Republicans weigh short-term debt limit hike

WASHINGTON — House Republican leaders are considering a short-term increase in the U.S. debt limit as a possible way to break the gridlock that threatens the nation with an unprecedented default in as little as a week, officials said Wednesday night.

These officials said there is far less urgency inside the leadership about ending the current nine-day partial government shutdown, which has caused inconvenience and financial concern for many individual Americans but appears not to threaten the widespread economic damage a default might bring.

The officials declined to say what conditions, if any, might be attached to legislation to raise the $16.7 trillion debt limit for an undetermined period, perhaps a few weeks or months.
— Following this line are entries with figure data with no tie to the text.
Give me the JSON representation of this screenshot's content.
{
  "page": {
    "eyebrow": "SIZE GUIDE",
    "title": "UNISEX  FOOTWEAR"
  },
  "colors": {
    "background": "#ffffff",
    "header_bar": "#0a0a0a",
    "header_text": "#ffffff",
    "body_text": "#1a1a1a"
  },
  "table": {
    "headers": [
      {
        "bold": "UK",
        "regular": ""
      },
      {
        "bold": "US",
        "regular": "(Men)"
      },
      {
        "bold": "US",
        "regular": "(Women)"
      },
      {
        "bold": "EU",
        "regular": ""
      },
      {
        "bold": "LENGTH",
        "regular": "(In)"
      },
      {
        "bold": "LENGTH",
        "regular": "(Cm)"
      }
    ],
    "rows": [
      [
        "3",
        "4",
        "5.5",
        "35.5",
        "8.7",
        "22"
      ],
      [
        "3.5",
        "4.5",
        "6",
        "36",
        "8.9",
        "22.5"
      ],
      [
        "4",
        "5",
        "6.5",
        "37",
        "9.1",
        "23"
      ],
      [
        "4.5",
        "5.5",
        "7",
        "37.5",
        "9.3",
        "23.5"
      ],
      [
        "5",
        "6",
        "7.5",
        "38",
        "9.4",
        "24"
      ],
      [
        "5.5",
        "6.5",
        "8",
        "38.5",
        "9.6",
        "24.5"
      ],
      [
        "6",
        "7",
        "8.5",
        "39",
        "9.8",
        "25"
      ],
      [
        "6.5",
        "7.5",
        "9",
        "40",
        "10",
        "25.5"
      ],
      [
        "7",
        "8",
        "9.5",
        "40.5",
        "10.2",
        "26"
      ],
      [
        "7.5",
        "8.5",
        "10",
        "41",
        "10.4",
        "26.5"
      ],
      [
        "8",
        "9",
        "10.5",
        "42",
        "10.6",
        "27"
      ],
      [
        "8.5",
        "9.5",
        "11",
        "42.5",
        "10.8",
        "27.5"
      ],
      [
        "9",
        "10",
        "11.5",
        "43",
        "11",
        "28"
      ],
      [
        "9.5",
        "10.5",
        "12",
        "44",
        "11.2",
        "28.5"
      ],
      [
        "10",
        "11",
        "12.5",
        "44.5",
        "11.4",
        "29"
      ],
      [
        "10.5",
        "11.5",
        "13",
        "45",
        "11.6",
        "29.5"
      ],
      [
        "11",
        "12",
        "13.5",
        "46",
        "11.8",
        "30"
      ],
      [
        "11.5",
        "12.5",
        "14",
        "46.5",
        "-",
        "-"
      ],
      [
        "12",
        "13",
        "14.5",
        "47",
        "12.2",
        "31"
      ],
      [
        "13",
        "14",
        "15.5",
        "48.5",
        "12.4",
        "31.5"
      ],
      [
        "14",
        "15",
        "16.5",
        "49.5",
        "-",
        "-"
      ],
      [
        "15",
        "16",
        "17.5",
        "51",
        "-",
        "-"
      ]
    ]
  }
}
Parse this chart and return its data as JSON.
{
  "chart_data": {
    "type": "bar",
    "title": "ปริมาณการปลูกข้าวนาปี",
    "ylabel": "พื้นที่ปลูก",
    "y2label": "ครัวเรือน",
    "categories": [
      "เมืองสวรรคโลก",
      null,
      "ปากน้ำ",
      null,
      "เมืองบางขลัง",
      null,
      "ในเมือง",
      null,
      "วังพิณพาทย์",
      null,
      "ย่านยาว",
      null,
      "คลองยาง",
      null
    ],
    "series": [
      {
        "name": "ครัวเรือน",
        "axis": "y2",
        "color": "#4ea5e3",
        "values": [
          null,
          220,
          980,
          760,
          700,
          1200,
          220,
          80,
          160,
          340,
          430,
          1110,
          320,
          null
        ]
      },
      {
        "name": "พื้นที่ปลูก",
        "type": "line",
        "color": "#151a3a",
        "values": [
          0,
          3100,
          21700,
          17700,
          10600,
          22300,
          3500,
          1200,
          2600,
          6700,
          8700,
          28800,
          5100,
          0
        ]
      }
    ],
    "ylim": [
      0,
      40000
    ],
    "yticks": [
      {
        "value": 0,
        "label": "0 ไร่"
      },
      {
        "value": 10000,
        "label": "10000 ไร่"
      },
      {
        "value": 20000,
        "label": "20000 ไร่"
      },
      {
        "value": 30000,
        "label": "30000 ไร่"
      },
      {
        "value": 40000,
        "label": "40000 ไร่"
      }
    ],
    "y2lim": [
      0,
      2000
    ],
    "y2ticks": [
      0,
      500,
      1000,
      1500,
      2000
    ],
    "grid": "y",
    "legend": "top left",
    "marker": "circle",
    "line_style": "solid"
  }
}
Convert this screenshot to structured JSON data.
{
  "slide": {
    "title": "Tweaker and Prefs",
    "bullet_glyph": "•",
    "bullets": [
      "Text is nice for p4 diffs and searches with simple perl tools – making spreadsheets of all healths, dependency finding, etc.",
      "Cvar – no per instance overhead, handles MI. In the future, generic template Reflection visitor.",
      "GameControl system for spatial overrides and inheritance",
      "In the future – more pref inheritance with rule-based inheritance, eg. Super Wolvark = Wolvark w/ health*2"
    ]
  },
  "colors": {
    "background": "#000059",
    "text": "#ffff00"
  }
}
The GOP rank and file is expected to meet privately to discuss the issue today, before a delegation led by Speaker John Boehner goes to the White House to meet with President Barack Obama.

The officials describing the developments late Wednesday spoke only on condition of anonymity, saying they were not authorized to disclose details of private deliberations.

Obama has said he won’t agree to sign a debt limit increase if conditions are attached. Republicans indicated several days ago they intended to seek spending cuts to reduce deficits, measures to roll back environmental regulations and changes in the nation’s 3-year-old health care law.

More recently, the GOP-controlled House has passed legislation to create a 20-member group of lawmakers from the House and Senate to negotiate over those and other issues. The bill makes no mention of an increase in the debt limit, but the two topics could be combined in a potential face-saving way out of the impasse.

The disclosures came as Obama met at the White House in late afternoon for more than an hour with House Democrats. He told them that while he would prefer legislation extending the Treasury’s borrowing ability beyond the next election, he would also sign a shorter-term bill.